Merge pull request #47 from todtom/patch-1

zsdonghao · web-flow · commit 10d73fa50de5 · 2016-12-28T16:41:26.000+08:00
Update nlp.py --&gt; Support chinese
diff --git a/tensorlayer/nlp.py b/tensorlayer/nlp.py
@@ -744,6 +744,7 @@ def basic_tokenizer(sentence, _WORD_SPLIT=re.compile(b"([.,!?\"':;)(])")):
   - Code from ``/tensorflow/models/rnn/translation/data_utils.py``
   """
   words = []
+  sentence = tf.compat.as_bytes(sentence)

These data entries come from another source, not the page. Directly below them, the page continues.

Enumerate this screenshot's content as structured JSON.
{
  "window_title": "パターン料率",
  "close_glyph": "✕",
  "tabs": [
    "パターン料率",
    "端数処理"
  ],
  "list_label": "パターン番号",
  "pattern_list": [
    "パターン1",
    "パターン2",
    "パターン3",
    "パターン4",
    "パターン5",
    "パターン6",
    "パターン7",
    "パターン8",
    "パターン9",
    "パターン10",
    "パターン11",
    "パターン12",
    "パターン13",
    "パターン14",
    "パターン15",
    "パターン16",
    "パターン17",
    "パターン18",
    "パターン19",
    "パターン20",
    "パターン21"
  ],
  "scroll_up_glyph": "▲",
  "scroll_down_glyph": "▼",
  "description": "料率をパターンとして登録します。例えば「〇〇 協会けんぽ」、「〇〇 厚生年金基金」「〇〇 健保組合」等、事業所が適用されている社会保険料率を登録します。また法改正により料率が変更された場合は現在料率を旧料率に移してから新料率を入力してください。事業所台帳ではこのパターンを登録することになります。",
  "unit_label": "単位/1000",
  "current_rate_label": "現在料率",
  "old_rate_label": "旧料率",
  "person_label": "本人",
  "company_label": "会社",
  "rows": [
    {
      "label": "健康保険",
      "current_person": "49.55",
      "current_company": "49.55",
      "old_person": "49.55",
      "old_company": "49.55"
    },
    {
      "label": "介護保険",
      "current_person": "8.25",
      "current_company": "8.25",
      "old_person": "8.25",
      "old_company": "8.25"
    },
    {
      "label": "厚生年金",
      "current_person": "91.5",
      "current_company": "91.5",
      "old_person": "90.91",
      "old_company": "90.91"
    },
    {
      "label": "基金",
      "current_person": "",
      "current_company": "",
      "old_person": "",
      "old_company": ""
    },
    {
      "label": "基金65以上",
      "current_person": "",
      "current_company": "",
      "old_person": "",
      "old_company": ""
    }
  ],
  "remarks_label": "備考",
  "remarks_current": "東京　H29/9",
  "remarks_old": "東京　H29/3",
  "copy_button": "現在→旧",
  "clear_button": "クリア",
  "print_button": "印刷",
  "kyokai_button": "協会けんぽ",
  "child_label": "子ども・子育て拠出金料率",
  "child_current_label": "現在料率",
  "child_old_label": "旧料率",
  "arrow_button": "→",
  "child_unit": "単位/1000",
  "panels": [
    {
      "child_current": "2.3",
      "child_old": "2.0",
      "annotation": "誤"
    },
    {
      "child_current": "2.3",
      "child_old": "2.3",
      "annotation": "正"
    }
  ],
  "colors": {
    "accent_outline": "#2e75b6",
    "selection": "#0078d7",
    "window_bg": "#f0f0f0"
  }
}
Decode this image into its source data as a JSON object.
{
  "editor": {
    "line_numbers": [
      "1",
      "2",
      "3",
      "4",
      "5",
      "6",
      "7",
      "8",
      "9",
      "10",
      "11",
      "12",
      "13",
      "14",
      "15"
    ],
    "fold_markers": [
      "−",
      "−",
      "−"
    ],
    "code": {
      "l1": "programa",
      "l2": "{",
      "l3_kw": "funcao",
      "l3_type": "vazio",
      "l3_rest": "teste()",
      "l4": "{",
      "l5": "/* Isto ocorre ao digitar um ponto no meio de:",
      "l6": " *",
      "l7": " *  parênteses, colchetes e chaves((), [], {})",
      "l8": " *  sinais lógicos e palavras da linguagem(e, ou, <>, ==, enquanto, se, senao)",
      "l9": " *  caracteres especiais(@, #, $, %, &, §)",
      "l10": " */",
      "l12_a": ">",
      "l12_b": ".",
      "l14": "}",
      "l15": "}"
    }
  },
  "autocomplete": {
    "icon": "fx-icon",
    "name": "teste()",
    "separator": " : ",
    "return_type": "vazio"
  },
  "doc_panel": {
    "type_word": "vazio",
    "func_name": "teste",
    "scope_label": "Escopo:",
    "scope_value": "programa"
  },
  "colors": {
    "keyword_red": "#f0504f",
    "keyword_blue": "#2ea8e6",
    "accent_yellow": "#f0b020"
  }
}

   for space_separated_fragment in sentence.strip().split():
     words.extend(re.split(_WORD_SPLIT, space_separated_fragment))
   return [w for w in words if w]
@@ -840,7 +841,7 @@ def initialize_vocabulary(vocabulary_path):
     rev_vocab = []
     with gfile.GFile(vocabulary_path, mode="rb") as f:
       rev_vocab.extend(f.readlines())
-    rev_vocab = [line.strip() for line in rev_vocab]
+    rev_vocab = [tf.compat.as_bytes(line.strip()) for line in rev_vocab]
     vocab = dict([(x, y) for (y, x) in enumerate(rev_vocab)])
     return vocab, rev_vocab
   else: